A container is a standard unit of software that packages up code and all its dependencies so the application runs quickly and reliably from one computing environment to another. A Docker container image is a lightweight, standalone, executable package of software that includes everything needed to run an application: code, runtime, system tools, system libraries and settings. Container images become containers at runtime. Containers isolate software from its environment and ensure that it works uniformly despite differences for instance between development and staging.
Kubernetes is an open-source container-orchestration system for automating deployment, scaling, and management of containerized applications. It has a large, rapidly growing ecosystem and the services, support, and tools are widely available. Kubernetes provides you with a framework to run distributed systems resiliently.
A Kubernetes cluster consists of a set of worker machines, called nodes, that run containerized applications. Every cluster has at least one worker node.
The worker node(s) host the Pods that are the components of the application workload. The control plane manages the worker nodes and the Pods in the cluster. In production environments, the control plane usually runs across multiple computers and a cluster usually runs multiple nodes, providing fault-tolerance and high availability.

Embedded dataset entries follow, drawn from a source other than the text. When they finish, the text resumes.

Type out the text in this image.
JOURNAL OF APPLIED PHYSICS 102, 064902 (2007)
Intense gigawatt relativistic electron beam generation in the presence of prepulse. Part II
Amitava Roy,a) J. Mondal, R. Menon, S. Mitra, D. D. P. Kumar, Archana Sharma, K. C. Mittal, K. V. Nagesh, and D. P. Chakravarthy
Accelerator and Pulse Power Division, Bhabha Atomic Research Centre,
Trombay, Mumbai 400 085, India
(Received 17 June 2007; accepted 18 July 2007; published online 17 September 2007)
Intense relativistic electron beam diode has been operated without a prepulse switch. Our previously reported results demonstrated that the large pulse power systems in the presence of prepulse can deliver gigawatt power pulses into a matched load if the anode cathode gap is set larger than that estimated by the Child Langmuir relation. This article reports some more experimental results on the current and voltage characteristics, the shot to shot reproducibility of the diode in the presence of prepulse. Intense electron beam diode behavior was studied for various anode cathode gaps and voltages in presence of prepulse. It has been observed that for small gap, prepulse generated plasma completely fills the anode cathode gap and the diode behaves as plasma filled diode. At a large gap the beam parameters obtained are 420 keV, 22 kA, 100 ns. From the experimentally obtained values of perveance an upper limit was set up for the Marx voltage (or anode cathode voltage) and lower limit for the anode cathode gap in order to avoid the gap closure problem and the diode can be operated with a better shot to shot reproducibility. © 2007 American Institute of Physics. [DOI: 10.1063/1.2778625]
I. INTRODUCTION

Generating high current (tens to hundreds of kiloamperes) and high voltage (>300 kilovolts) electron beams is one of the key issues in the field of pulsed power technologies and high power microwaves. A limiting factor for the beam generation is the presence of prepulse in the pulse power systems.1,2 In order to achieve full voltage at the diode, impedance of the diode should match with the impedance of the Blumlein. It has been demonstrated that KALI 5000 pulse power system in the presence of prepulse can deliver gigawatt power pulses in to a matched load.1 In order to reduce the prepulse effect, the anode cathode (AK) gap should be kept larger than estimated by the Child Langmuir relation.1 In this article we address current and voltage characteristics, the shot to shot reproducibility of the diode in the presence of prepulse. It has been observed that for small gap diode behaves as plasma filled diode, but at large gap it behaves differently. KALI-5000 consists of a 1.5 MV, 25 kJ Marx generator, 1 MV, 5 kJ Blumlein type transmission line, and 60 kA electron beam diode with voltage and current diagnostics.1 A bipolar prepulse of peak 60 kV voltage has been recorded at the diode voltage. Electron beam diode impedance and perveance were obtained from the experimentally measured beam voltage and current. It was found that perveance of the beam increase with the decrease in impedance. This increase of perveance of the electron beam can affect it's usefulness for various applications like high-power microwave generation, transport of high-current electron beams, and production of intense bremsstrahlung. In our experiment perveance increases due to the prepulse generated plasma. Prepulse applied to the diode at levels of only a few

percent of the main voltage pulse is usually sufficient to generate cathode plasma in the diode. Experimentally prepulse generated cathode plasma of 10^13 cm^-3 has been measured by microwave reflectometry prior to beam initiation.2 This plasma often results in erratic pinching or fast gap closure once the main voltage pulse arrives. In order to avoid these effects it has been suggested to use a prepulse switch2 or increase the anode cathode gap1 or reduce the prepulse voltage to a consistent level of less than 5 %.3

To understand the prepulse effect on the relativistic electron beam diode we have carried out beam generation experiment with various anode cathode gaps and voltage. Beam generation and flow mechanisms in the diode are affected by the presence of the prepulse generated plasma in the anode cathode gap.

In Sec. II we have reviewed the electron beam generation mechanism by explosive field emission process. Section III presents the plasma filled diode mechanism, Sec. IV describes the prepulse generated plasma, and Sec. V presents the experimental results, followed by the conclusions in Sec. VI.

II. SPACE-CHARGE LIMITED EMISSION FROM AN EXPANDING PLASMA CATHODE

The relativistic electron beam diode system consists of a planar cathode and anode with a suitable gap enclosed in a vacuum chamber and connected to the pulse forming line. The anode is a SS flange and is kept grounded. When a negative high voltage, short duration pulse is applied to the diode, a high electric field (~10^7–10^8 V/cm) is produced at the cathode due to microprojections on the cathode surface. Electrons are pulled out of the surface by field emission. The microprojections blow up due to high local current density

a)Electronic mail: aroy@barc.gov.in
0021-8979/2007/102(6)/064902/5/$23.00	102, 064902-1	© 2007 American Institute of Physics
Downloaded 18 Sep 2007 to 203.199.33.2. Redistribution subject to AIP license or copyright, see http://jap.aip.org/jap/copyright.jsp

Extreme Scaling - Due to its decoupled architecture support, Kubernetes provide a different kind of scaling for various purposes. For scaling of servers, you can use horizontal scaling, for the containers auto and manual scaling can be used, and for pods, you can use the replication controller.
Enhanced Deployment Speed - You can continuously update your applications without any downtime. It supports features like immutable infrastructure, self-healing, and declarative configuration.
High Availability - Kubernetes is designed to handle both the application and infrastructure. With its auto replacement feature, it can replace or heal any crashed pod. It can automatically balance the network load with its in-built load balancers.
Portability - Kubernetes supports several platforms. You can run it on any public cloud, on-premises, and even multi-cloud. Due to its high flexibility, you can use it in any environment.
Security - All the confidential information, for example, passwords, OAuth tokens, and SSH keys are stored securely on the Kubernetes secret object. You can easily replace the stored data without exposing it.